Question

Which of the following is paramagnetic in nature ?
A.${N_2}$
B.${F_2}$
C.$K{O_2}$
D.None of these

Answer 1

This question is from molecular orbital theory where electrons are filled in bonding and anti bonding orbitals in increasing energy order . After filling electrons in orbitals if a compound contains any unpaired electron then it is paramagnetic and if there is no unpaired electron then the compound is diamagnetic .

Complete step by step answer:
During chemical bonding two types of forces come into nature one is attractive and second is repulsive . The force of attraction is between electrons and nuclei and force of repulsion is between nuclei of atoms . Due to these two forces two types of orbitals are formed during chemical bonding one is bonding orbital and second is anti bonding orbital . In these orbitals electrons are filled in increasing order of energy level in these bonding and anti bonding molecular orbitals .
The increasing energy order of orbitals is as follows :
$\sigma 1s < \sigma 1{s^ * } < \sigma 2s < \sigma 2{s^ * } < \sigma 2{p_x} < \pi 2{p_y} = \pi 2{p_z} < \pi 2{p_y}^ * = \pi 2{p_z}^ * < \sigma 2{p^ * }$ (for total numbers of electron greater than $14$ )
$\sigma 1s < \sigma 1{s^ * } < \sigma 2s < \sigma 2{s^ * } < \sigma 2{p_x} < \pi 2{p_y} = \pi 2{p_z} < \sigma 2{p^ * }_x < \pi 2{p_y}^ * = \pi 2{p_z}^ *$ (for total numbers of electron less than or equal to $14$ )
$*$: It is used for denoting anti bonding molecular orbital .
While filling these orbitals we should follow Hund’s rule , Afbau’s principle and Pauli’s exclusion principle .
Now after filling electrons in these molecular orbital in increasing energy order if there is any unpaired electron then the compound is called paramagnetic .
In ${N_2}$ there are total $14$ electrons if we fill these electrons for a total number of electrons $14$ we found that there are no unpaired electrons.
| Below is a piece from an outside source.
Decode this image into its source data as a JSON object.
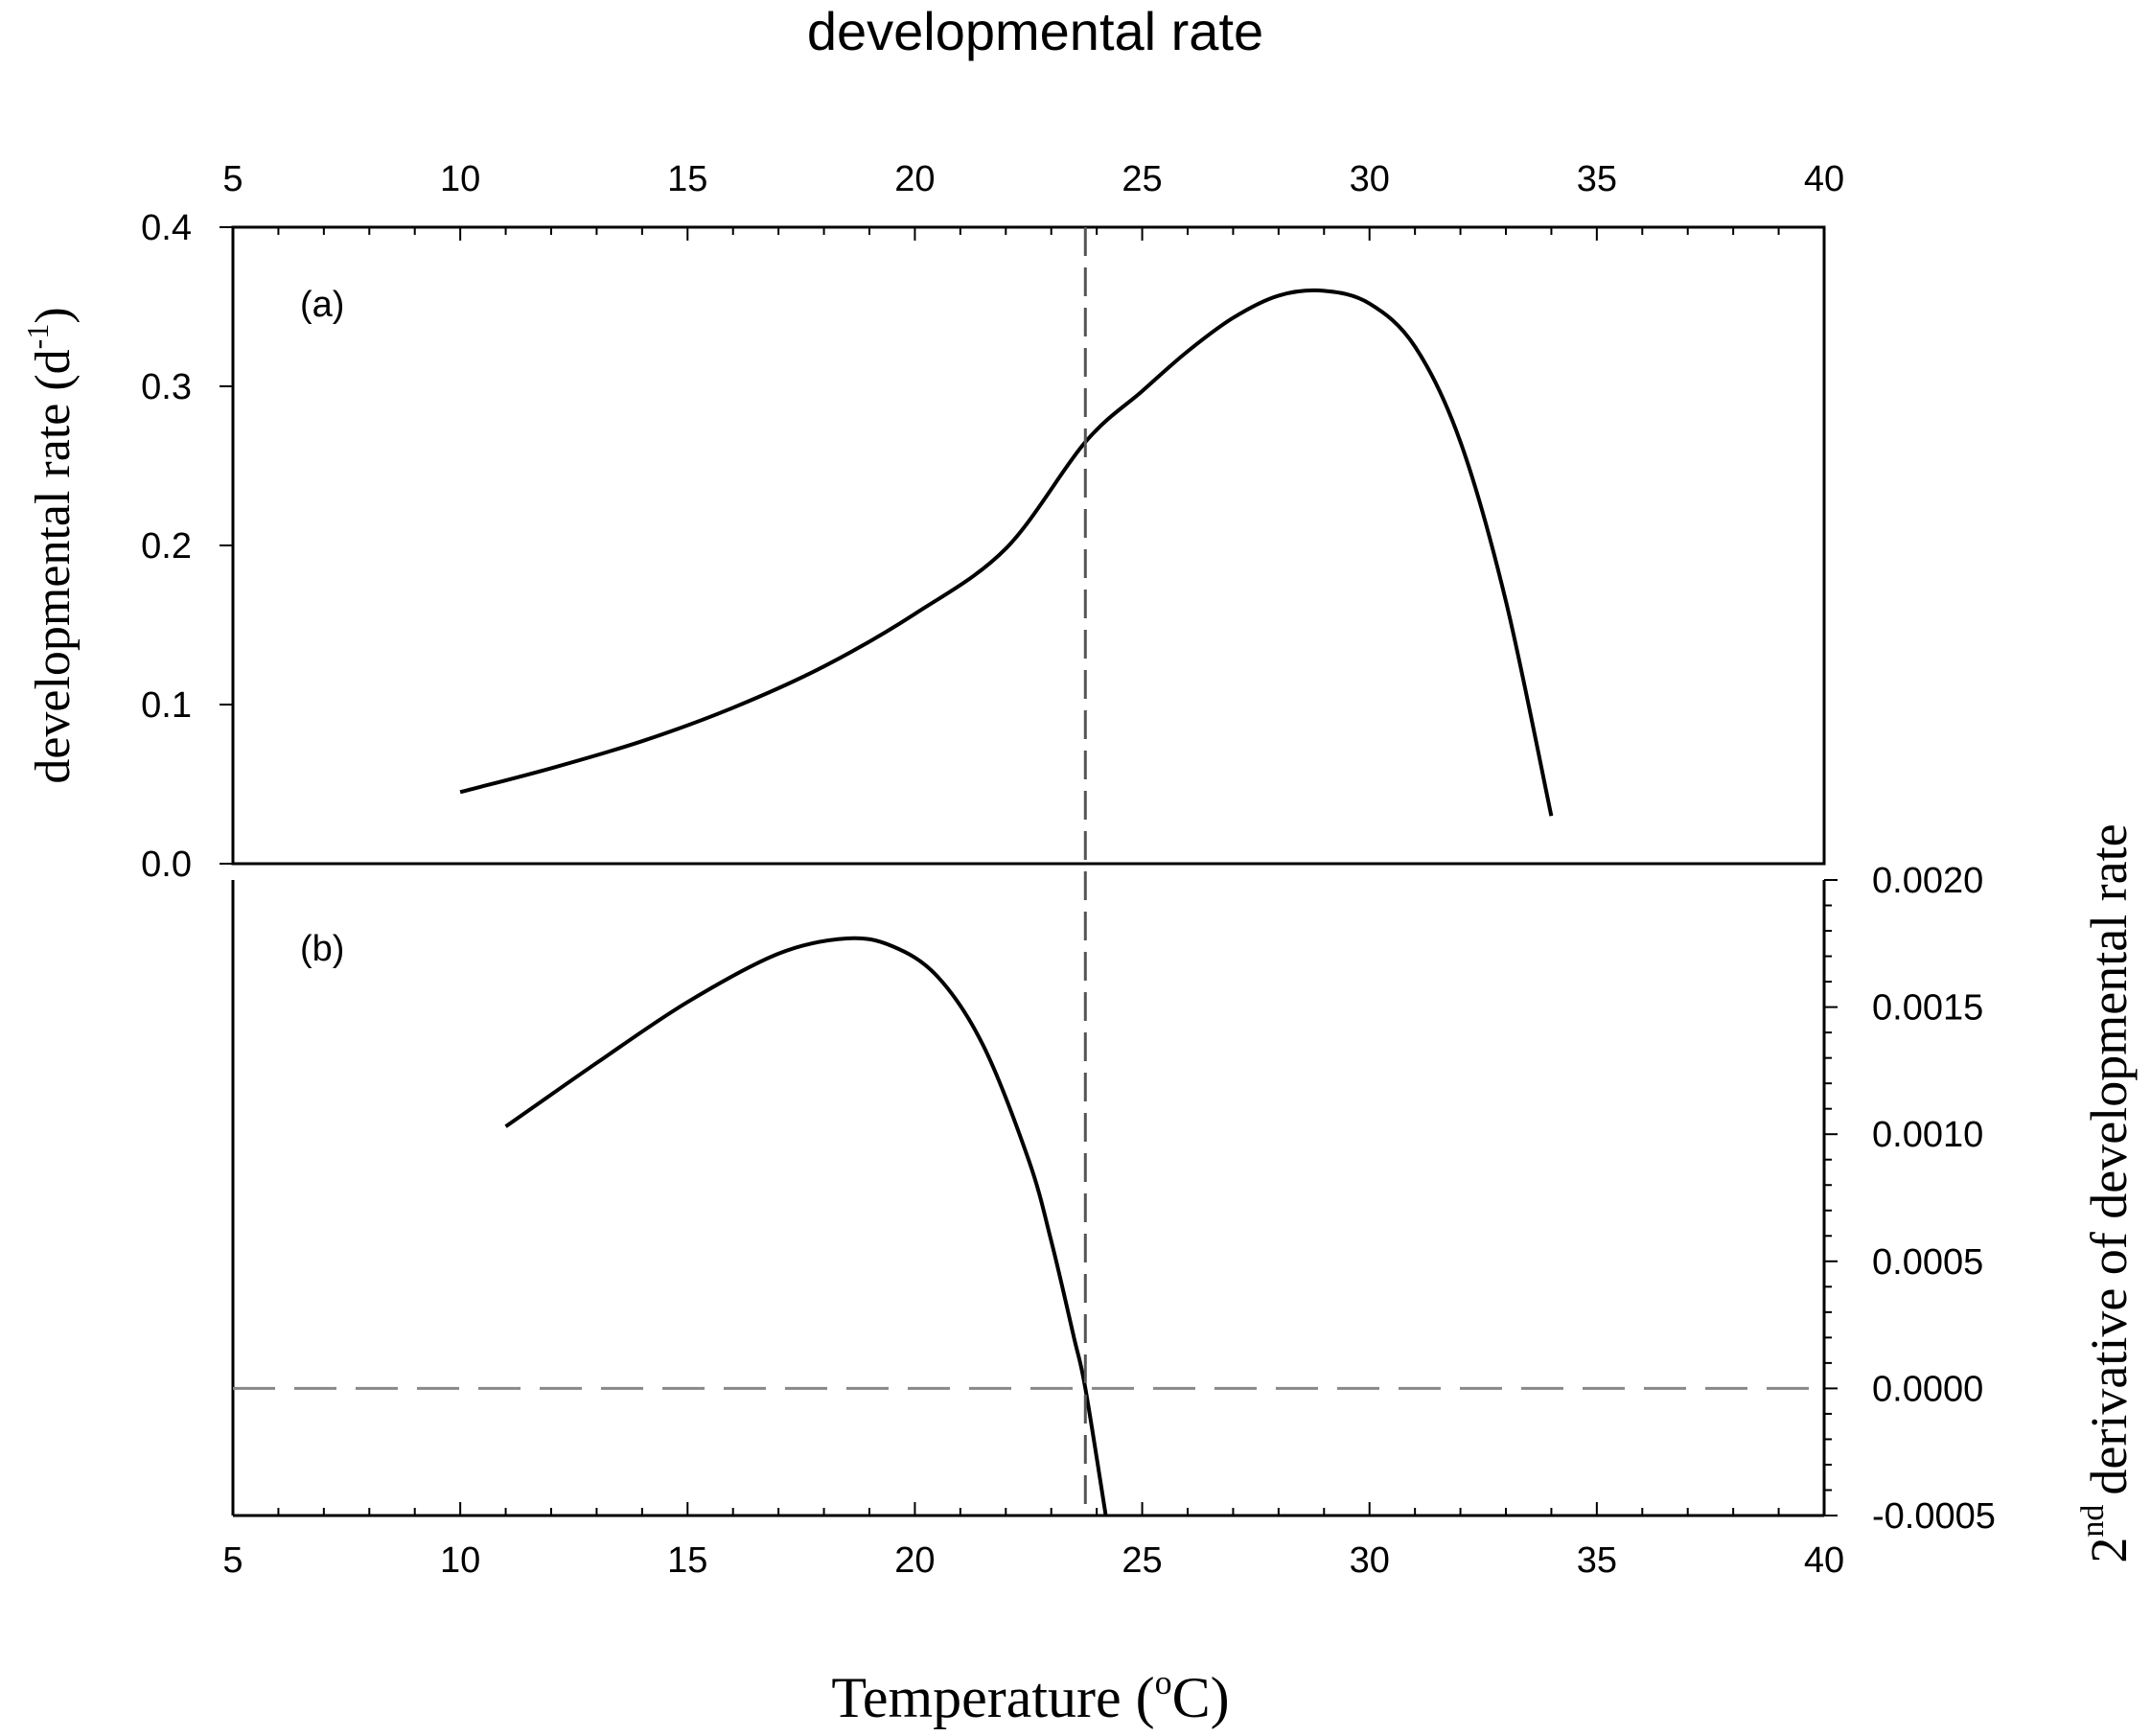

So this is a diamagnetic compound .
In${F_2}$ total numbers of electrons is $18$ . After filling these electrons in increasing energy order again there is no unpaired electron .
In $K{O_2}$ $({K^ + }{O_2}^ - )$ , ${O_2}^ -$ has $17$ electrons , after filling these electrons in increasing order we find a unpaired electron in $\pi 2{P_y}^ *$ orbital .
So option (C) is the correct answer .

Note:
If the number of electrons in a bonding orbital is $a$ and that of anti bonding is $b$ then bond order is calculated by $\dfrac{{a - b}}{2}$ . If it is integer then the compound is diamagnetic else it is paramagnetic .